Tuesday, July 26, 2011

Bill

Agents of the devil, apparently
Like most couples, we've divvied up assignments for household chores based on each individual's strengths and interests. For example, David is good at drinking beer, so he takes care of our household's patronage of nearby taverns. I am good at telling people what to do, so it's my job to tell Stella to get your shoes on, get your shoes on, get your shoes on, for the love of all that is good and holy GET YOUR EVERLOVIN SHOES ON ALREADY.

See how well I did that? That's why it's my job.

Also it is my job to pay the bills. The reason for this dates back through the mists of time, to when we started dating in the mid 1990s (or the Pleistocene Era, as it is more commonly known). David was going through a tall stack of unopened mail, when he asked me what day it was. "The sixteenth," I said. "Why?" It turns out that he hadn't paid the power bill in months and the power company had announced that it would be turning the lights off -- guess when? -- on the sixteenth. It wasn't that he was short of money. He just didn't like sitting down and paying the bills. I still get a twitch in my eyelid all these years later just thinking about it.

I was looking for a picture
of a light and this is what
came up. I think I love it.
 Also, David had a unique approach to paying doctor's bills. He immediately recycled all letters from either his insurance company or the health care provider for the first six months. At the end of that period, he figured the two parties had more or less hashed out how much he owed, opened the next letter that came, and paid that amount. Actually, now that I think about it, David may have been on to something there. Perhaps we can get President Obama to include this approach as part of his efforts to reform the health care system. I'd like us all, rich or poor, to have the right to throw away the first six months of bills from health care providers.

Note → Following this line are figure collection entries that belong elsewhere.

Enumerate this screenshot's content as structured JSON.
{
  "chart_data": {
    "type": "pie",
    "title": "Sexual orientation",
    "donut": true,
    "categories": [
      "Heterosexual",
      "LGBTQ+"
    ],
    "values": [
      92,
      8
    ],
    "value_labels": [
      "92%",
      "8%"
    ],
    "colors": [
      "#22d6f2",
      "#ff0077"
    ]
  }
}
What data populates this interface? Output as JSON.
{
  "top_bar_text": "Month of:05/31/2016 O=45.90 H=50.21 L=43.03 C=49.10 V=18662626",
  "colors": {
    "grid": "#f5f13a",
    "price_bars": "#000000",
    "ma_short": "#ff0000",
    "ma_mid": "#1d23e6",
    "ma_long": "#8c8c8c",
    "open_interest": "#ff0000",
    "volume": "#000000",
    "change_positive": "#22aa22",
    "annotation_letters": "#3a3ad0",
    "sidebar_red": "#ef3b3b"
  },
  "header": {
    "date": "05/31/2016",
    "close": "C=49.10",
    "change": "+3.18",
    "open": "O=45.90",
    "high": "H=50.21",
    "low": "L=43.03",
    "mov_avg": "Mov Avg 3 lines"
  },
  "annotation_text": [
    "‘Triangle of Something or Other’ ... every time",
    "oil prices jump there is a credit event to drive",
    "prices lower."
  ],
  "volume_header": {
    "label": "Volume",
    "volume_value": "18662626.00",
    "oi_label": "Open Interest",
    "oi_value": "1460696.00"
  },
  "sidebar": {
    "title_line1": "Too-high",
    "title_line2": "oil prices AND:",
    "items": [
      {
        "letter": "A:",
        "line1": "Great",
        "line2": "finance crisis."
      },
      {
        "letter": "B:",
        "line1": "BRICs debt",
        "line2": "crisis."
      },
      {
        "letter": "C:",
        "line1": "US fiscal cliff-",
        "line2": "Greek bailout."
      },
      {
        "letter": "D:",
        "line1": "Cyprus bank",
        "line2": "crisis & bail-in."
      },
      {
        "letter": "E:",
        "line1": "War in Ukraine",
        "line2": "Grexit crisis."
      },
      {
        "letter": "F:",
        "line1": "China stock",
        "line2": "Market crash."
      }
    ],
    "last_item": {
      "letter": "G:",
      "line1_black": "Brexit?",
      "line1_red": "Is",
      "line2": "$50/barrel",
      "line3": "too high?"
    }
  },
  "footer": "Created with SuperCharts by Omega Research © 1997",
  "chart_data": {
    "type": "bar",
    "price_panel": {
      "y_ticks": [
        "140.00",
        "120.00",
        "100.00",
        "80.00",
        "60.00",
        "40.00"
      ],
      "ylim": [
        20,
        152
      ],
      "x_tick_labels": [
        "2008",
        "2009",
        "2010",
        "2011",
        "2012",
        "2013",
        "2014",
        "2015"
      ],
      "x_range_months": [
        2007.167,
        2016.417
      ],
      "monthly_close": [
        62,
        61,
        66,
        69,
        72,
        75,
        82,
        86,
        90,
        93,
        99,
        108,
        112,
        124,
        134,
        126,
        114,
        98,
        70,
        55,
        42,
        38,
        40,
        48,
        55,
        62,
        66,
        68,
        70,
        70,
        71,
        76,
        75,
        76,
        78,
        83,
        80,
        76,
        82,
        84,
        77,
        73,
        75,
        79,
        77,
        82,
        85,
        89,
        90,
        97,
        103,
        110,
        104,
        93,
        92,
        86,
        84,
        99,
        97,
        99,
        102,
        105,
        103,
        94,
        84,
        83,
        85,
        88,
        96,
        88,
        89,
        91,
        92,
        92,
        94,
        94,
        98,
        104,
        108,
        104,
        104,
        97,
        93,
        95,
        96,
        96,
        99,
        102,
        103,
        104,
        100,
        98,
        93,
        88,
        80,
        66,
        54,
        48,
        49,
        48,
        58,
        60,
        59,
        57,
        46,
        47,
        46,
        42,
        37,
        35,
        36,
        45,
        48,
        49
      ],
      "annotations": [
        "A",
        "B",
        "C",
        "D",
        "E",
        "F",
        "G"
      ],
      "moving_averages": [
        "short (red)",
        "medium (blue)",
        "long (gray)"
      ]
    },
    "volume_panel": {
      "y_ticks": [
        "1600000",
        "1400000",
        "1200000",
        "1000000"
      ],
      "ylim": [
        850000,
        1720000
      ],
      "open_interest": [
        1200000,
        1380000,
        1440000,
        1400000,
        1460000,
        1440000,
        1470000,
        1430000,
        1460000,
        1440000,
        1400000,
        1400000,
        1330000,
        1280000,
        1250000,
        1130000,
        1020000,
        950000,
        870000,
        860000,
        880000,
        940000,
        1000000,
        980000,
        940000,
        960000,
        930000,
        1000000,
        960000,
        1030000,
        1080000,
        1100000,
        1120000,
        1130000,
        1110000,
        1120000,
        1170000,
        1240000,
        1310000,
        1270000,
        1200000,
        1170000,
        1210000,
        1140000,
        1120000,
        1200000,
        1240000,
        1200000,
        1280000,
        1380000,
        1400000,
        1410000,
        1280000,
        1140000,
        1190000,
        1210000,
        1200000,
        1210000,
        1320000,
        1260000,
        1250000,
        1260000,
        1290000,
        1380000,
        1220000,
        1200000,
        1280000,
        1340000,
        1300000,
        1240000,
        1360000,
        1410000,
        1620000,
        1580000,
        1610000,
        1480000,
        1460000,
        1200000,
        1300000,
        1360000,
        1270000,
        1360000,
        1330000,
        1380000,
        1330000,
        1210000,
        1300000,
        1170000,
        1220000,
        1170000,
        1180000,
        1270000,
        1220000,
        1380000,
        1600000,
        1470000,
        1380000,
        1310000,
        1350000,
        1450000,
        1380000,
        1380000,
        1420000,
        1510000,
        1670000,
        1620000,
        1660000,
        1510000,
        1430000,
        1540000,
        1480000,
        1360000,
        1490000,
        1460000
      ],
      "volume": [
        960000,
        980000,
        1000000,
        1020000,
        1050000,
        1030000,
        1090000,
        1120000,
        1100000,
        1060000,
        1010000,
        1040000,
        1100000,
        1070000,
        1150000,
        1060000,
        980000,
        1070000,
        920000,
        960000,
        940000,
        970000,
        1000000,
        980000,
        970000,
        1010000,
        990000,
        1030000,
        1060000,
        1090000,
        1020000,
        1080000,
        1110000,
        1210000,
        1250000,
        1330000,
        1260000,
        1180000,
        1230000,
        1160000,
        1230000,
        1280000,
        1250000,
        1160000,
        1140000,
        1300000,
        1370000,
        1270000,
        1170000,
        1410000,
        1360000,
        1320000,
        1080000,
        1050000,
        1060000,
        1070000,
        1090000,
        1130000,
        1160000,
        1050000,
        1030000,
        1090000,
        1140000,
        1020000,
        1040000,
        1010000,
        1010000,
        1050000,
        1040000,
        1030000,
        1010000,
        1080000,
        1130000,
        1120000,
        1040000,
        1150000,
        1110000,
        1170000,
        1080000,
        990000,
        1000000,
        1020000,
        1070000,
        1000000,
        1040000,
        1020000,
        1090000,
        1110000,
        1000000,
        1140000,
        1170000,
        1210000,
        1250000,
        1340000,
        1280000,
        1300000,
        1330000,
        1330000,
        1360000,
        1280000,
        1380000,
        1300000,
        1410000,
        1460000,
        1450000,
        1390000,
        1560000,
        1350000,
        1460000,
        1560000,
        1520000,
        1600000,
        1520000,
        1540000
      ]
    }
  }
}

My approach to bills, on the other hand, is to read all the fine print and have a firm mastery of the rules. Sometimes I think half  my success in life is due to reading the instructions, and so I try to use that same approach when I pay the bills. This comes in particularly handy when navigating the maze of our  health insurance and its preferred providers, deductibles, and other topics that give any sane person the dry heaves.

For example, when Stella was born, I had to get pre-approval from my insurance company to give birth in the hospital, which I obtained. However, I neglected to get pre-approval for the baby (who, remember, at that point didn't technically exist) to be in the hospital, and was therefore subject to an additional deductible. Since the insurance company knew I was having a baby, I don't understand what they thought would happen to the baby. Perhaps they thought that Stella would squirt out from me at such a speed that she would fly out of the hospital and all the way across the street, where David would catch her in his loving arms, wrap her in a blanket made of sustainably grown organic cotton, and ride her home on -- oh heck, let's say a camel, as long as we're going for the big time.

That didn't happen.

BUT, based on my close reading of the fine print, I appealed the health insurance company's decision and won. I think even they were embarrassed by their logic, and that's saying a lot.

Ever since that fateful day in the mid 1990s, it's been my job to pay the bills around here, and I think I've done a pretty good job of it. I can't even remember the last time I was late paying a bill. So it looks like I'll continue to take charge of this job for the foreseeable future -- or until Stella gets her shoes on, whichever comes first.